Simply put, if you keep hearing someone say that you're clumsy, and you believe it to be true, then you will be clumsy.

Perhaps it comes down to 2 factors... no 3 factors: the issuer, the receiver and the amplifier. The issuer speaks, the receiver listens, but it's the amplifier that makes either something sound trivial, or makes it the most compelling thought-provoking message ever heard. (And here I start getting reminded of my uni days as an electrical engineering undergrad - hard to imagine now, but those amplifiers we were all made to build have such enormous philosophical relevance, and yet, we were so caught up in the capacitors, resistors and general circuitry of it all that we fail to see the amplifier as nothing more than a goddamn hindrance to graduation)

The amplifier comes in many forms but I believe the one most important is that amplifier inside of oneself.
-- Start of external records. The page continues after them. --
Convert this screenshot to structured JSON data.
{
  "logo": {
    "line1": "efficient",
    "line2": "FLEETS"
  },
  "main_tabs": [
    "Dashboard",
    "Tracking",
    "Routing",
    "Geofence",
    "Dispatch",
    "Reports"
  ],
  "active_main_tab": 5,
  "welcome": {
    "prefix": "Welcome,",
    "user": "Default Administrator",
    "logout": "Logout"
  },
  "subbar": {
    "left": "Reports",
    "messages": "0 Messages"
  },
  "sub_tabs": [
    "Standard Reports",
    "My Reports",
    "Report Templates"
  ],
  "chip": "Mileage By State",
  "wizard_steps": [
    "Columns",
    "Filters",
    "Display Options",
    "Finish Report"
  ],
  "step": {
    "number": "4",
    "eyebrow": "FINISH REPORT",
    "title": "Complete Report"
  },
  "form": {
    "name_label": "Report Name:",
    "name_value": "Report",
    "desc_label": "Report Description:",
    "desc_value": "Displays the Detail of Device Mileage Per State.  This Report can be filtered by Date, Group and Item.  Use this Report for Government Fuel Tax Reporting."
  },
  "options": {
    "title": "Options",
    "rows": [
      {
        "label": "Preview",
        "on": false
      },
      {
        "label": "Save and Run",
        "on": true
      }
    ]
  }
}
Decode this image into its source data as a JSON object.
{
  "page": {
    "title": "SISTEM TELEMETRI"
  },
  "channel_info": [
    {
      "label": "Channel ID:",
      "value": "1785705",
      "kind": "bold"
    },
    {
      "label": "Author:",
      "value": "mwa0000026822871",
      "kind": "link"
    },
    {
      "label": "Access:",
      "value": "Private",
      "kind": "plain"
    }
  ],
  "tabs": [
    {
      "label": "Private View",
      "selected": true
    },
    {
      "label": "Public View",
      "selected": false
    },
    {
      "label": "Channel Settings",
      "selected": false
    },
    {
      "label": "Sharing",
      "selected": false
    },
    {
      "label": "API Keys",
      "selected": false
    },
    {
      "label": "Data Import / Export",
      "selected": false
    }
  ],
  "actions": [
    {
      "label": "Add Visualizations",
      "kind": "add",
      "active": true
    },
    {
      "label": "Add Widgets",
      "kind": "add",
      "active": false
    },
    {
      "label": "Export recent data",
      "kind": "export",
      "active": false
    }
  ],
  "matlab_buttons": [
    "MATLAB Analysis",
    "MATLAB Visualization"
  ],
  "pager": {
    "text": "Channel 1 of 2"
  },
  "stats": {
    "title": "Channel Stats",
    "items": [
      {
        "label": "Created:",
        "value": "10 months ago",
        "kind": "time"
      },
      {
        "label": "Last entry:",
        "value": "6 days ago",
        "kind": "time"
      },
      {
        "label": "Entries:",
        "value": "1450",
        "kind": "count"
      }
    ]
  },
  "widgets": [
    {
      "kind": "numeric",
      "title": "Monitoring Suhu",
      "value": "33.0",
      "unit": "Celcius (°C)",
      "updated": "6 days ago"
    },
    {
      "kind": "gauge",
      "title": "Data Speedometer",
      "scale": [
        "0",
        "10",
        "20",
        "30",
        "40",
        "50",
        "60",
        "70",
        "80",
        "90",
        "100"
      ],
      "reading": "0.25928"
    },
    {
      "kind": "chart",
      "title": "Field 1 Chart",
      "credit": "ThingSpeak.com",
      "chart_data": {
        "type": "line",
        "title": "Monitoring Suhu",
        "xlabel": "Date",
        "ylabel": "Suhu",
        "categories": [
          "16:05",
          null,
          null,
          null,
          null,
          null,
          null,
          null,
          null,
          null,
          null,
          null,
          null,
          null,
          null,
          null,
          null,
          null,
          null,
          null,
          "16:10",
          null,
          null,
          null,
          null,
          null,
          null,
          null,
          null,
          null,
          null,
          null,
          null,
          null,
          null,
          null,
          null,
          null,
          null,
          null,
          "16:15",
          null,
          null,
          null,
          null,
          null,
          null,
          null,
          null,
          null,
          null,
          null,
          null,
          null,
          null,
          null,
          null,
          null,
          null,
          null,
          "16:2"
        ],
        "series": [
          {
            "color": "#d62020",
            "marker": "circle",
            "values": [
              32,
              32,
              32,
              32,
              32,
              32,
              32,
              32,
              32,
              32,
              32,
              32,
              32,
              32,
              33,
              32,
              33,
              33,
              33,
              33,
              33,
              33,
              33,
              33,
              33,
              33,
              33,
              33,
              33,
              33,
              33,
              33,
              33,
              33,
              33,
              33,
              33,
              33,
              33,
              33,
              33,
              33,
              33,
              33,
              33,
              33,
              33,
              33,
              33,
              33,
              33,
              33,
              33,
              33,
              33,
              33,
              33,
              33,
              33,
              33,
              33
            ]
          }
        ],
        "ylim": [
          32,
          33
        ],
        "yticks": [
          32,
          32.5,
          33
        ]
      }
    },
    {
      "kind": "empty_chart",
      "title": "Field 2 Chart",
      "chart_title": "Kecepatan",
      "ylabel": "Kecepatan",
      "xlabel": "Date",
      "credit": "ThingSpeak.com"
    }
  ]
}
Some people I know manage to tune that amplifier to only hear what they want to - like a low-pass filter of sorts, they filter off all the high frequencies and hear the good parts (the bass). Some others are unable to hear the good parts, and tune in only to negative comments, on which they remind themselves of their fragility.

I can't offer a way to tune that amplifier to hear the whole message though, and it is only human to tune in or tune out as we see fit. Perhaps it is important to realise that we inherently tune the messages we hear, and that should be sufficient to know. I have always heard that it is important to analyse what you hear in the context of what the issuer is saying - perhaps that is where I shall start now.

I shall start listening - without tuning.